Wyndham posts $73m profit in Q4

Wyndham Worldwide is launching a series of strategic initiatives with the goal of strengthening its brands and delivering its reservation experience that maximises value for both franchisees and consumers.

Published: 15 Feb 2010

Wyndham Worldwide is launching a series of strategic initiatives with the goal of strengthening its brands and delivering its reservation experience that maximises value for both franchisees and consumers.

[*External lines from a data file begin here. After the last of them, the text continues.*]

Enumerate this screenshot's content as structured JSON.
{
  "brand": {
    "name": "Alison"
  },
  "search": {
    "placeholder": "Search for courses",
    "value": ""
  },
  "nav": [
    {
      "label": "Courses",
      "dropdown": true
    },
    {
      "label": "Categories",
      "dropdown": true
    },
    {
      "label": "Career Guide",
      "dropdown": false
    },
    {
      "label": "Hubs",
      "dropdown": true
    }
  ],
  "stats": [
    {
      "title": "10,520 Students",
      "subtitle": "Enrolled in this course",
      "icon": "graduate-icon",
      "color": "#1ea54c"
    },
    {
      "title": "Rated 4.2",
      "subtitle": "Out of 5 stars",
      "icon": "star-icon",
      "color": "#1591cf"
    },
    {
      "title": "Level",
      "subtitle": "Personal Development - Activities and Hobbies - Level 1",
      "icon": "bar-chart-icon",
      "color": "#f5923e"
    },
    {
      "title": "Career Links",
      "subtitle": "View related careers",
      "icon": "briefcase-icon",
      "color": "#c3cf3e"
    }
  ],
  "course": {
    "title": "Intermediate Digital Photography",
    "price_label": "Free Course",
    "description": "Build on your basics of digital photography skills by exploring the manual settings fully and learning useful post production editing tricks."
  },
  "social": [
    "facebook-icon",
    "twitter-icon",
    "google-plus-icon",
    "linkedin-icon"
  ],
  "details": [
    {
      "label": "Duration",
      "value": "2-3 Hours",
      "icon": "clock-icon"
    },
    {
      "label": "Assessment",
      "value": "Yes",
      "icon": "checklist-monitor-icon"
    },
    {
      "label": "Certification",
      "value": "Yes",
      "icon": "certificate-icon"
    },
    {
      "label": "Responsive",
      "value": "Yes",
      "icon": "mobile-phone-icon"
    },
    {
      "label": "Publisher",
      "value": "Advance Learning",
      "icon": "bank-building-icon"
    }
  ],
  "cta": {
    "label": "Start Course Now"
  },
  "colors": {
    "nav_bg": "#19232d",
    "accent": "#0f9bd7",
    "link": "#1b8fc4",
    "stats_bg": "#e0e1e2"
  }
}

“Our efforts will focus on the following areas: First we will drive bookings through online channels by improving consumer shopping experience on our brand websites by enhancing connectivity to online travel agents and by increasing product exposure on an OTA websites,” said Stephen P. Holmes, chairman and CEO, Wyndham Worldwide. Holmes shared the same while sharing company’s fourth quarter results (transcript posted on Seeking Alpha).

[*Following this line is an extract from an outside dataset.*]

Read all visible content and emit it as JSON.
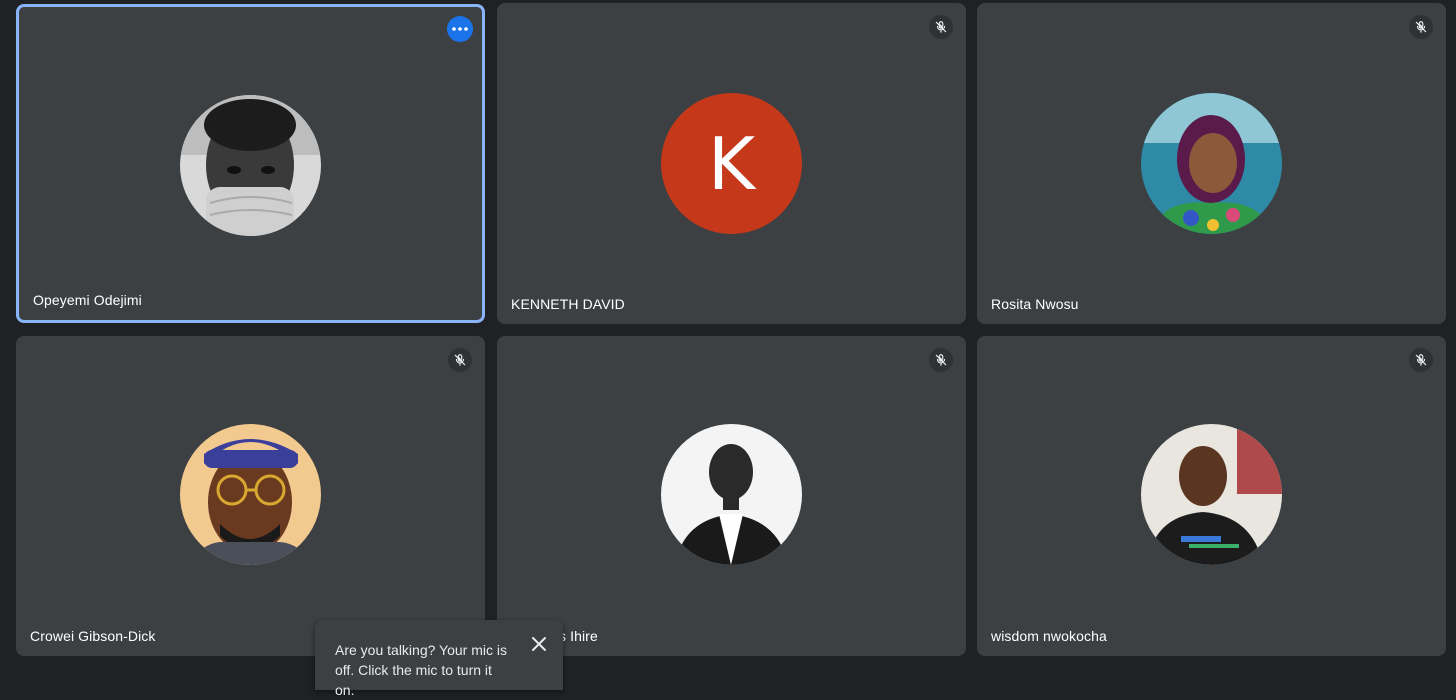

“Next, we’ll increase occupancy and allow for better pricing opportunities by ensuring all our rate plans are consistently available across all channels and by equipment franchisees with more competitive rate information to enable them to make better rate setting decisions. We will continue to invest in our international platform, with a keen focus on priority markets. We expect the multi-wave implementation effort on these and other strategic initiatives over the next few years as we continue to build capabilities that enable future growth.”

Results

Revenues for the fourth quarter of 2009 were $913 million, relatively flat compared with the prior-year period. Net income for the fourth quarter of 2009 was $73 million compared with a fourth quarter of 2008 net loss of $1.4 billion.

Revenues for full year 2009 were $3.8 billion, a decline of 12 percent over the prior-year period, reflecting the following:

  • Lodging revenues were $660 million, a 12 percent decrease compared with 2008, primarily resulting from a global decline in revenue per available room (RevPAR).
  • Exchange and Rentals revenues were $1.2 billion, an 8 percent decrease compared with 2008, primarily resulting from unfavorable foreign exchange rate movements. In constant currency, revenues declined 2 percent.
  • Vacation Ownership revenues were $1.9 billion, a 15 percent decrease compared with 2008, primarily resulting from the company’s previously announced initiative to reduce capital deployed in the business, which included sales office closures and the elimination of certain marketing programmes that resulted in fewer tours.
  • Net income for full year 2009 was $293 million compared with a prior-year period net loss of $1.1 billion.